Defining Success as a Franchisee

You’re planning to be a successful franchisee and to run a successful franchise. How will you know?

Without a clear definition of success, you may not recognize it when you see it.

Perhaps more importantly, how will you get from here to there? Without a clear definition of success, you can easily get caught up in the day to day minutiae and fail to make progress toward your particular goal.

Defining success is key.

In some cases, your franchisor will give you a definition of success: the performance standards you have to meet in order to keep your franchise. Chances are, this is not your definition of success for yourself in life, but it can be easy to accept this definition and to forget to look past it. This is like the lowest level of Maslow’s famous hierarchy: survival.By meeting this minimal definition of survival, your franchise will stay in business and in your possession, but that may not be the level of success you want for yourself.

Another way to define success is to determine the amount of money you want to earn from your franchise for your personal income. You might want to replace the salary you have at a current job, you might have determined a figure that will provide you with the style of life you want, or you might just choose a number that means success to you. This can be seen as Maslow’s second level: security. This may not be much different from aiming at the franchisor’s definition of acceptable performance, though your personal number may be higher.

With either of these number-based definitions of success, you can divide the amount you want to earn in a year into quarters, months, weeks, and days, and you can easily see whether you’re on track to meet your goals.

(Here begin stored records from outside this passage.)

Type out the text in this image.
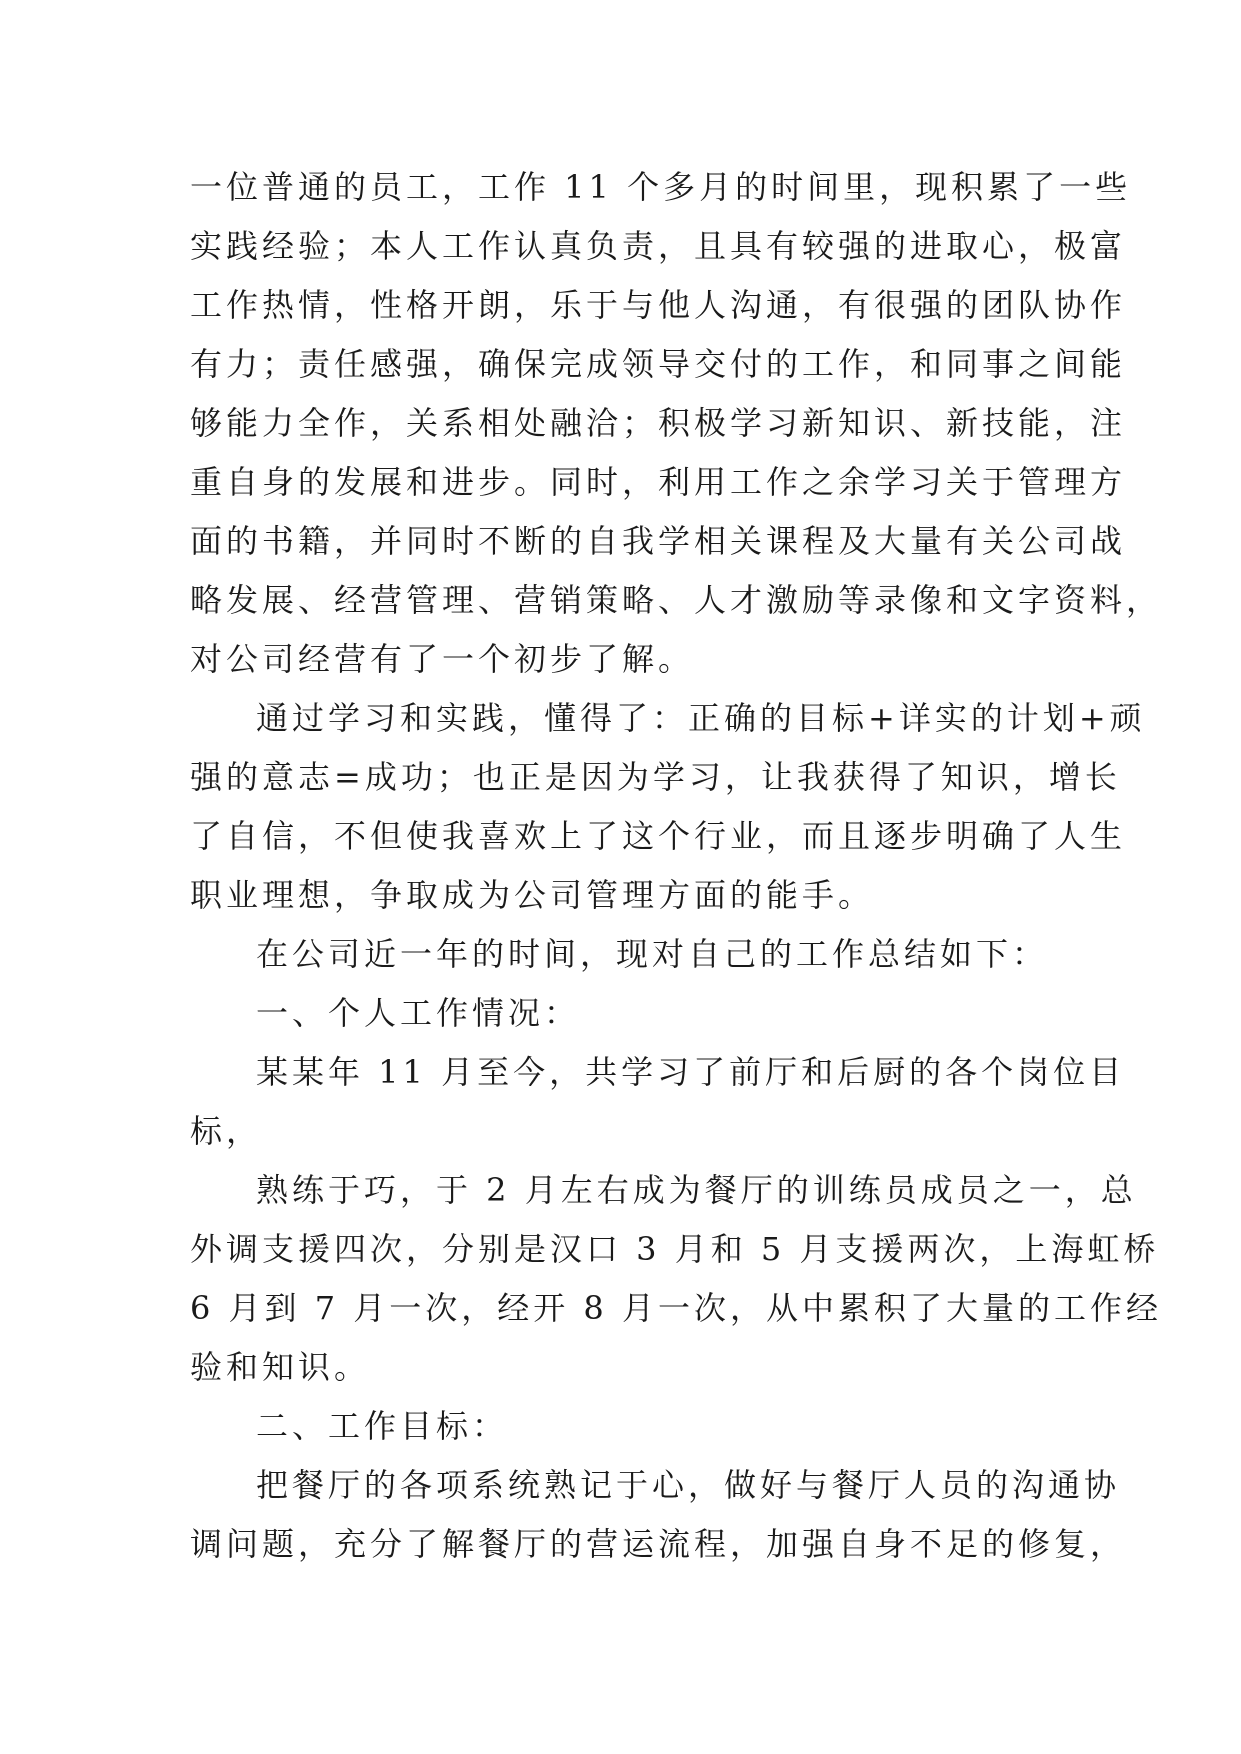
一位普通的员工，工作 11 个多月的时间里，现积累了一些
实践经验；本人工作认真负责，且具有较强的进取心，极富
工作热情，性格开朗，乐于与他人沟通，有很强的团队协作
有力；责任感强，确保完成领导交付的工作，和同事之间能
够能力全作，关系相处融洽；积极学习新知识、新技能，注
重自身的发展和进步。同时，利用工作之余学习关于管理方
面的书籍，并同时不断的自我学相关课程及大量有关公司战
略发展、经营管理、营销策略、人才激励等录像和文字资料，
对公司经营有了一个初步了解。
通过学习和实践，懂得了：正确的目标+详实的计划+顽
强的意志=成功；也正是因为学习，让我获得了知识，增长
了自信，不但使我喜欢上了这个行业，而且逐步明确了人生
职业理想，争取成为公司管理方面的能手。
在公司近一年的时间，现对自己的工作总结如下：
一、个人工作情况：
某某年 11 月至今，共学习了前厅和后厨的各个岗位目
标，
熟练于巧，于 2 月左右成为餐厅的训练员成员之一，总
外调支援四次，分别是汉口 3 月和 5 月支援两次，上海虹桥
6 月到 7 月一次，经开 8 月一次，从中累积了大量的工作经
验和知识。
二、工作目标：
把餐厅的各项系统熟记于心，做好与餐厅人员的沟通协
调问题，充分了解餐厅的营运流程，加强自身不足的修复，
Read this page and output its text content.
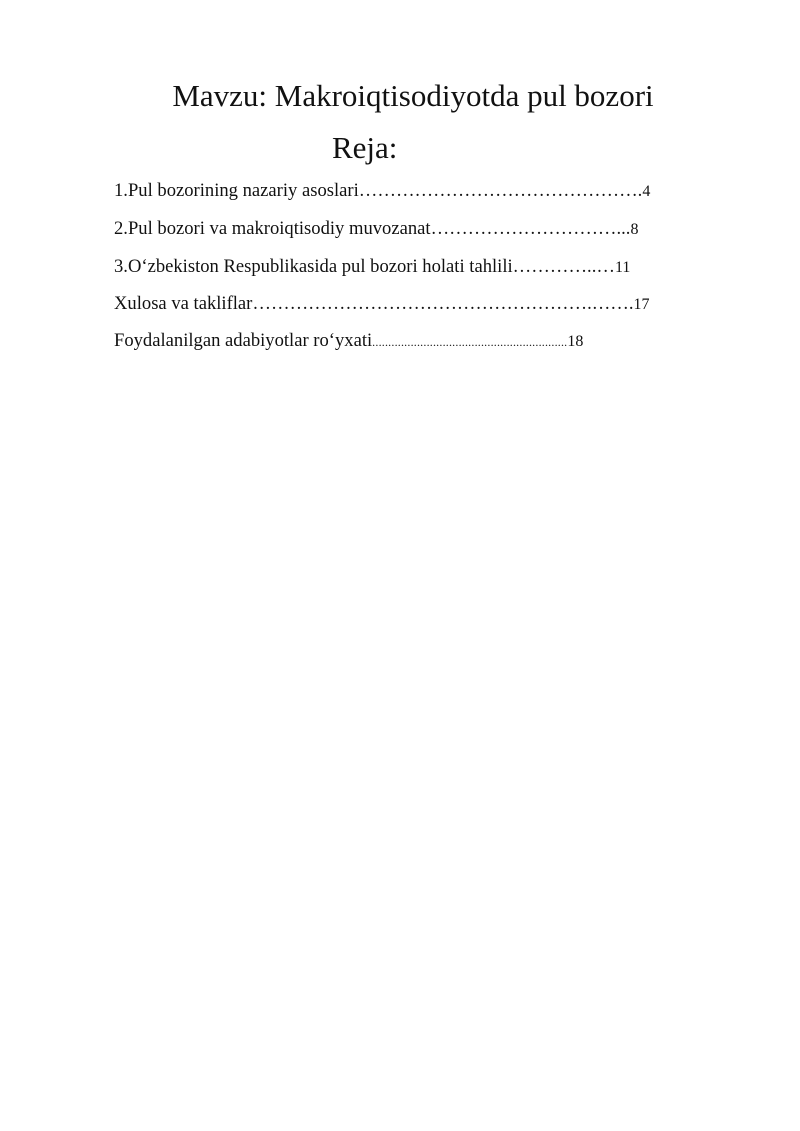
Mavzu: Makroiqtisodiyotda pul bozori
Reja:
1.Pul bozorining nazariy asoslari……………………………………….4
2.Pul bozori va makroiqtisodiy muvozanat…………………………...8
3.O‘zbekiston Respublikasida pul bozori holati tahlili…………..…11
Xulosa va takliflar……………………………………………….…….17
Foydalanilgan adabiyotlar ro‘yxati.............................................................18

Climbing Maslow’s pyramid, the next definition of success can be about self-esteem. Being the boss, having the work-life balance you want, or fulfilling a personal dream of owning a coffee shop or a pet store are examples of this type of goal. The more clearly you’ve defined your goal, the better equipped you’ll be to meet it. If you’ve always dreamed of opening an auto shop and haven’t thought much further than that, you could find yourself on opening day thinking, “Now what?”

Recognition by others is another kind of success. Being a leader in your community, being of value to your customers, and winning awards from your franchisor are examples of this definition of success. If this kind of success is what you want to see, you may need to spend some time determining what steps you need to take to reach your goals. Some of them may be achieved by operating your franchise with excellence, but some might require action within business groups or community organizations. You might need both to accomplish things and to promote yourself.

The top of Maslow’s pyramid is meaning, but this is also the starting point for many people. If you  want to own a particular franchise so you can help people, to provide jobs for your community, or to finance charitable work, your definition of success is tied to a larger purpose.

With any definition of success, you’ll still need to identify the actions required to get from where you are to where you want to be. Knowing where you want to be is certainly the first step.